教員採用試験の倍率低下と連動して、筆記試験のハードルも下がっているが、教員としての資質を見る、面接や集団討論などのハードルは下がっていないという。その関門をクリアするために、教員としての資質を面接などで表現するのは、付け焼き刃では難しい。そこで求められるのが、実際の教育現場での実践的な学び。例えば、岐阜聖徳学園大では、1年次から教職体験科目が始まり、それとは別にイベントを通して近隣の子どもたちと触れ合うフレンドシップ活動を行っている。

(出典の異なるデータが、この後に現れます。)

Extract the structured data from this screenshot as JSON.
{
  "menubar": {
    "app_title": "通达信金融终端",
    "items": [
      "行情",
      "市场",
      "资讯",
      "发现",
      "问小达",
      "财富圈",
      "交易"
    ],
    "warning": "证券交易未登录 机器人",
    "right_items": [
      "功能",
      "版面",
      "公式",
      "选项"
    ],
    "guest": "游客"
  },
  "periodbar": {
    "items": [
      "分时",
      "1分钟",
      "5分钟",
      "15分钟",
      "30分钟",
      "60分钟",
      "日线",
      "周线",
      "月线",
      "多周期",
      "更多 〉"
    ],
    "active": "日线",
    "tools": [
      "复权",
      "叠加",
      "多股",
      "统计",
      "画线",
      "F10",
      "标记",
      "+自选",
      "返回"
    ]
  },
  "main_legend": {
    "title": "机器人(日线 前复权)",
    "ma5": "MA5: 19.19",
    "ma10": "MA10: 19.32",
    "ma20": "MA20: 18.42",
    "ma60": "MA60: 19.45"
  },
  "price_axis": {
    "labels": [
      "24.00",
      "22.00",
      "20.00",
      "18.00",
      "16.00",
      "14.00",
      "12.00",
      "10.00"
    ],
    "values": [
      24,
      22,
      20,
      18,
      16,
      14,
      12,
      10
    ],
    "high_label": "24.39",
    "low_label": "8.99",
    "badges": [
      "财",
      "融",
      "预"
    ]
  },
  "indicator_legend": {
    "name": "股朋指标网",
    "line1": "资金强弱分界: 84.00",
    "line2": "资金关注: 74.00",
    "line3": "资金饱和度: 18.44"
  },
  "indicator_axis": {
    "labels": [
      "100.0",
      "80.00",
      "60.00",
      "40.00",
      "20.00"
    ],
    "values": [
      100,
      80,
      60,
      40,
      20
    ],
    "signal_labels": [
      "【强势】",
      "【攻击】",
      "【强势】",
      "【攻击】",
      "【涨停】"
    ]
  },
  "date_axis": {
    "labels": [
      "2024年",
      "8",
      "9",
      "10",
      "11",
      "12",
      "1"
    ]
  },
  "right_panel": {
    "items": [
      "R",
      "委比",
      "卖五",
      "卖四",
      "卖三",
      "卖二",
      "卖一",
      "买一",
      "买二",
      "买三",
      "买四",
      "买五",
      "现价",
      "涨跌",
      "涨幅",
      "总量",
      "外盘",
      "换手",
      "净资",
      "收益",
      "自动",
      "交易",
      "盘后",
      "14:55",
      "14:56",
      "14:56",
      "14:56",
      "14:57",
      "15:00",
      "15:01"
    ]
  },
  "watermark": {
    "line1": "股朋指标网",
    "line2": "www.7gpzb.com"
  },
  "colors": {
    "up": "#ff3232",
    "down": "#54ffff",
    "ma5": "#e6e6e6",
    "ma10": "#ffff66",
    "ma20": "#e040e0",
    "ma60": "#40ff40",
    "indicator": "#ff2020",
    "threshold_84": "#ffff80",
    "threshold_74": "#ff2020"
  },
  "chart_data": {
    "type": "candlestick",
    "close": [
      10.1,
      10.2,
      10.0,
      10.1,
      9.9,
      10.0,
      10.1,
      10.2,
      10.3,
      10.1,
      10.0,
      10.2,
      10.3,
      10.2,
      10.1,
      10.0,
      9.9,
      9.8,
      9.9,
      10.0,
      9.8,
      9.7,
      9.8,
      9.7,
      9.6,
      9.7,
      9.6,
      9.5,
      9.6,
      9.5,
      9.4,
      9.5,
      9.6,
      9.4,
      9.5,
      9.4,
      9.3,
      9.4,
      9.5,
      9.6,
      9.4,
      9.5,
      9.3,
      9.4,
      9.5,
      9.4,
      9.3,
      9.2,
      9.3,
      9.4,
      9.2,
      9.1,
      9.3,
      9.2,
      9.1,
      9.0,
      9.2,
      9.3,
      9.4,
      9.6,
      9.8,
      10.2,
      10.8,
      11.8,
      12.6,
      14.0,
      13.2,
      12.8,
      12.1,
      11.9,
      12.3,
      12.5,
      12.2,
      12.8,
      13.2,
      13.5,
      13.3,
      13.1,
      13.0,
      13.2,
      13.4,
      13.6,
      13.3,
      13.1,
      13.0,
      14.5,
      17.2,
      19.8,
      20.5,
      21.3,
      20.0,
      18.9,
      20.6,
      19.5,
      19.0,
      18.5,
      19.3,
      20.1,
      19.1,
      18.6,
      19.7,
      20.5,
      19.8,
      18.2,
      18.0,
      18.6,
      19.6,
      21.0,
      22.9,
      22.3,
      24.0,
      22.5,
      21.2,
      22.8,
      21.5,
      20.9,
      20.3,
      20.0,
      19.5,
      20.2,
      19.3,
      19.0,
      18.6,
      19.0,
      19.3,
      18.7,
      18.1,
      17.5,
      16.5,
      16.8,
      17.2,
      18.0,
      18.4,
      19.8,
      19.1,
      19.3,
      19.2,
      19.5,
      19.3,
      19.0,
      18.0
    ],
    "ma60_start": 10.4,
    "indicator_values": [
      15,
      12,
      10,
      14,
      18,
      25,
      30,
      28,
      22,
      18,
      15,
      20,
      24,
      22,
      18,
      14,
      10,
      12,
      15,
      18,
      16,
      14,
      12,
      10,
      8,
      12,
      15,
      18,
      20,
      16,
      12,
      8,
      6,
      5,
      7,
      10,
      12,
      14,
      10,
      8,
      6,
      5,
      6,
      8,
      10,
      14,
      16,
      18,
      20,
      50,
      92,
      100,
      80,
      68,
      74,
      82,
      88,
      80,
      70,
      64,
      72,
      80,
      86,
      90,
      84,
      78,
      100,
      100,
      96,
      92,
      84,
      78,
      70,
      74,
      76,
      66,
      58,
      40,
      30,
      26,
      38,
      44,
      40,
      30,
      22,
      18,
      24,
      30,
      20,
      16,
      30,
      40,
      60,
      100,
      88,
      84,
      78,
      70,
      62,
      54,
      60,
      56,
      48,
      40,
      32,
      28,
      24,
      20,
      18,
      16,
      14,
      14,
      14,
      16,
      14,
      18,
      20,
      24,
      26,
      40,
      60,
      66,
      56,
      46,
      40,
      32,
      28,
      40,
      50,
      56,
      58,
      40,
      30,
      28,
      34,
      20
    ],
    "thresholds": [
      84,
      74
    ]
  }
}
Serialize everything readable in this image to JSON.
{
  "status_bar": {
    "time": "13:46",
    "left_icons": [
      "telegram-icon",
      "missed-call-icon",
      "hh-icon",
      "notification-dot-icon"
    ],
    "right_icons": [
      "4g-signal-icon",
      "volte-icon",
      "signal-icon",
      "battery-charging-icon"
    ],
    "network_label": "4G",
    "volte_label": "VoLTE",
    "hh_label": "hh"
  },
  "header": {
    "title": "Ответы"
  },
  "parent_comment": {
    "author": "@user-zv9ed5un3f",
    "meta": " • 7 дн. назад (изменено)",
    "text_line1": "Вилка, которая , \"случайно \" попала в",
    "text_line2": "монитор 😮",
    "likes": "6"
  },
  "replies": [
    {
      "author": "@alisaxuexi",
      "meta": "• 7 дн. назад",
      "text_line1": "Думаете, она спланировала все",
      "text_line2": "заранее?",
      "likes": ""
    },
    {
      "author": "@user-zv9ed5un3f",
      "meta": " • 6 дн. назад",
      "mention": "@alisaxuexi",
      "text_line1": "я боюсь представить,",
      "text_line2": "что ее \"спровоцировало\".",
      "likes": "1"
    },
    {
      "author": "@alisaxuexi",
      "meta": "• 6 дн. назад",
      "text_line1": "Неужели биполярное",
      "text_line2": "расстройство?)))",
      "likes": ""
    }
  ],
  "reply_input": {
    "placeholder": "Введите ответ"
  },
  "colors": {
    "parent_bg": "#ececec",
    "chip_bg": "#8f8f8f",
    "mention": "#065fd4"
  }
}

この取り組みは教員としての資質を伸ばすことが目的で、教員採用試験対策ではないが、結果として同大の高い教員就職率の一因になっていることは間違いない。低学年時から教育現場を意識したカリキュラムは、多くの大学が取り入れている。
教員という明確な目標があるのなら、その目標に一番近い大学を選びたい。そのためには、教員免許の取得状況や実習環境、就職状況など、さまざまなポイントがある。こうした条件を高い次元でクリアする教育学部に進学することが、最良の選択肢といえよう。